May Day!

Uncategorized May 01, 2023

Hello, All!

As a reminder, here are the essential questions that will inform this blog post:

  • How do we learn in community? 
  • How do we balance the desire to share work with a desire to resist passive resource sharing/collection? 
  • How can we support educators and school leaders to frame and facilitate culturally responsive, rigorous curriculum?

Yesterday, April 24, marked 10 years since the devastating Rana Factory Collapse in Bangladesh. 

Next Monday, May 1, is May Day, a day that commemorates the struggles and gains made by workers and the labor movement.

Here are some questions you might ask your students, which can be adapted for all ages and subjects, using Dr. Gholdy Muhammad’s Culturally & Historically Responsive Education Framework:

 

IDENTITY

  • What types of work and workers do you encounter in your daily life? (examples: the jobs your family members hold, the workers you interact with at stores, at school, etc.) 
  • Who is a “worker”?

SKILLS

  • What do the ways different publications talk about labor tell us?
  • What skills do “skilled” or “unskilled” workers have? 
  • Can you write from the perspective of different workers?

INTELLECT

  • When you think of “work,” what comes to mind?
    • Do you imagine physical labor only? 
  • What is the history of labor in our country? 
  • How does the story told in the Lange photograph differ from the conditions farmworkers faced during the start of the COVID-19 pandemic?
  •  When you think of "skilled" and "unskilled" labor, who comes to mind in each?

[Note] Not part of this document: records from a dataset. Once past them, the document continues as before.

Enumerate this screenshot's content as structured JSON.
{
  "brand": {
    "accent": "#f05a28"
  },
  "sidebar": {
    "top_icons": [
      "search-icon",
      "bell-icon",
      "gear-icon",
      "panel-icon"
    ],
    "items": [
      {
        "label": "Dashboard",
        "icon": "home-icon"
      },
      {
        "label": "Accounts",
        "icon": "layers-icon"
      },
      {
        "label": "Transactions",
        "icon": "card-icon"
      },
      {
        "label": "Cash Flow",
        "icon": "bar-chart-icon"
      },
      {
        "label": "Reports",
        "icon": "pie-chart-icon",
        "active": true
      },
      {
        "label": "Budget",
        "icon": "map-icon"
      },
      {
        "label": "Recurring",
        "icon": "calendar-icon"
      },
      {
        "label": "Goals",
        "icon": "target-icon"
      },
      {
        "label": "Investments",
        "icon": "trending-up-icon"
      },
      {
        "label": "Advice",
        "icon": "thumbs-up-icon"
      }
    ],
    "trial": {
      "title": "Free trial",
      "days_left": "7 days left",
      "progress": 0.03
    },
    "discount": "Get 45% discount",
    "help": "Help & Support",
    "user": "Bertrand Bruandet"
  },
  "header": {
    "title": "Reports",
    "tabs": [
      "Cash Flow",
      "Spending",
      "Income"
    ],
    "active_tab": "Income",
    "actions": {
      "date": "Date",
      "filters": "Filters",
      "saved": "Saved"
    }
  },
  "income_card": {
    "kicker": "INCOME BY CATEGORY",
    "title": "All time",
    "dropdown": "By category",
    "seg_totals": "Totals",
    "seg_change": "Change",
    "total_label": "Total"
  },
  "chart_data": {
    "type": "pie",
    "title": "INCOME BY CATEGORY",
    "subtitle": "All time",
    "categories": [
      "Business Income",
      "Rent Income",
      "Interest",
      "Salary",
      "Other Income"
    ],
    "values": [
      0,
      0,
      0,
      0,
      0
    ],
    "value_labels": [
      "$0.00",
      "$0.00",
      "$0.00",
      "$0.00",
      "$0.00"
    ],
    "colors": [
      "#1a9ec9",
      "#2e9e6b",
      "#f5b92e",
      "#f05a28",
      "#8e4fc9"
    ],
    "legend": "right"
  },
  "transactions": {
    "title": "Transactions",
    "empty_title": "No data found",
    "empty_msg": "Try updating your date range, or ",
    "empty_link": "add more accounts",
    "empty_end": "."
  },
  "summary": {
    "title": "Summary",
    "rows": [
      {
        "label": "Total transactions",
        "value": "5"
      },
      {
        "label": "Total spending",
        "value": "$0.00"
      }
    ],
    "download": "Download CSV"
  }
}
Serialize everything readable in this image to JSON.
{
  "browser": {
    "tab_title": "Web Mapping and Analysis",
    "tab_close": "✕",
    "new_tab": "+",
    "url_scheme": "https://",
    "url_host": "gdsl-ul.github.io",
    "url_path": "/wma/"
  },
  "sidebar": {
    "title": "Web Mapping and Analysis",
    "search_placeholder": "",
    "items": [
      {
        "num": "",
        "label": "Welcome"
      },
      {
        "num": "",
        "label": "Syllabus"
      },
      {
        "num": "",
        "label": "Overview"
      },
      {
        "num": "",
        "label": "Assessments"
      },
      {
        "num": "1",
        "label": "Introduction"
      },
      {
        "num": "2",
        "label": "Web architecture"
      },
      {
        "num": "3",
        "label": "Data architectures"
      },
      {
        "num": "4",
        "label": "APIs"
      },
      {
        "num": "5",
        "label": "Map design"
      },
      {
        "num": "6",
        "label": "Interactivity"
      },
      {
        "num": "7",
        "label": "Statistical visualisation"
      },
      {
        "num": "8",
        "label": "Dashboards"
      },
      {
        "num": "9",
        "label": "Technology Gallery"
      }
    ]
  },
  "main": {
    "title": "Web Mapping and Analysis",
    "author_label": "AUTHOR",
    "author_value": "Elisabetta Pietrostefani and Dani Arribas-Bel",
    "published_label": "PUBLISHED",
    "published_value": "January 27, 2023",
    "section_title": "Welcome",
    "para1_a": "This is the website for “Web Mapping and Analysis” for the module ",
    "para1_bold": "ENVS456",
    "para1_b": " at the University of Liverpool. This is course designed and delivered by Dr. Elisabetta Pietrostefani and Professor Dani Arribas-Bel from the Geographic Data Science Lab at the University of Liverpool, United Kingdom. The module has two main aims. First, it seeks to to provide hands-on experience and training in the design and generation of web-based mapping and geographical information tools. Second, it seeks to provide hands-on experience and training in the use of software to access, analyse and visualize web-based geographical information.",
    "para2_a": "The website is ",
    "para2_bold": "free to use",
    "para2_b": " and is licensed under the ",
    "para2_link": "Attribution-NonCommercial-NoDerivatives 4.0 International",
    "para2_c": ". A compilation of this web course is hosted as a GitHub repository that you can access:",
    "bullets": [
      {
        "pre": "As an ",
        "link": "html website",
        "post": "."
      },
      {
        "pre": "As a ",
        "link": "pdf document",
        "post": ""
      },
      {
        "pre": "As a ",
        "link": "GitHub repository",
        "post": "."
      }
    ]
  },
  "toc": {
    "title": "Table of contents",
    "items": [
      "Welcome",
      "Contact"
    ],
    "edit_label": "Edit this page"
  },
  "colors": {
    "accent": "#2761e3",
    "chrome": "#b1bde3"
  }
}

What assumptions do we make? What is the relationship between our ideas of "skill" and class?

CRITICALITY 

  • What is the goal of work? How does this differ from other cultures or national contexts? 
  • What kind of work is invisible? Why do you think it is hard to see?
  • Who is an “essential worker”? Who decided this?
  • What current worker movements are happening in our world, our country, our state? 
  • How do identities like gender, race, and class, inform what we saw as valuable work?
  • What do you know about organized labor, like unions? Who has been excluded from unions?
  • Are teachers at our school in a union? What about administrators? What about support staff? 
  • What labor made your most recent meal possible? Your most recent outfit? Your day’s activities? 

JOY 

  • How have working people built community and support amidst challenges?
  • What examples of honor or pride in one’s work do you see?
  • Do you ever feel happiness, joy, or “flow,” when doing work? What/when?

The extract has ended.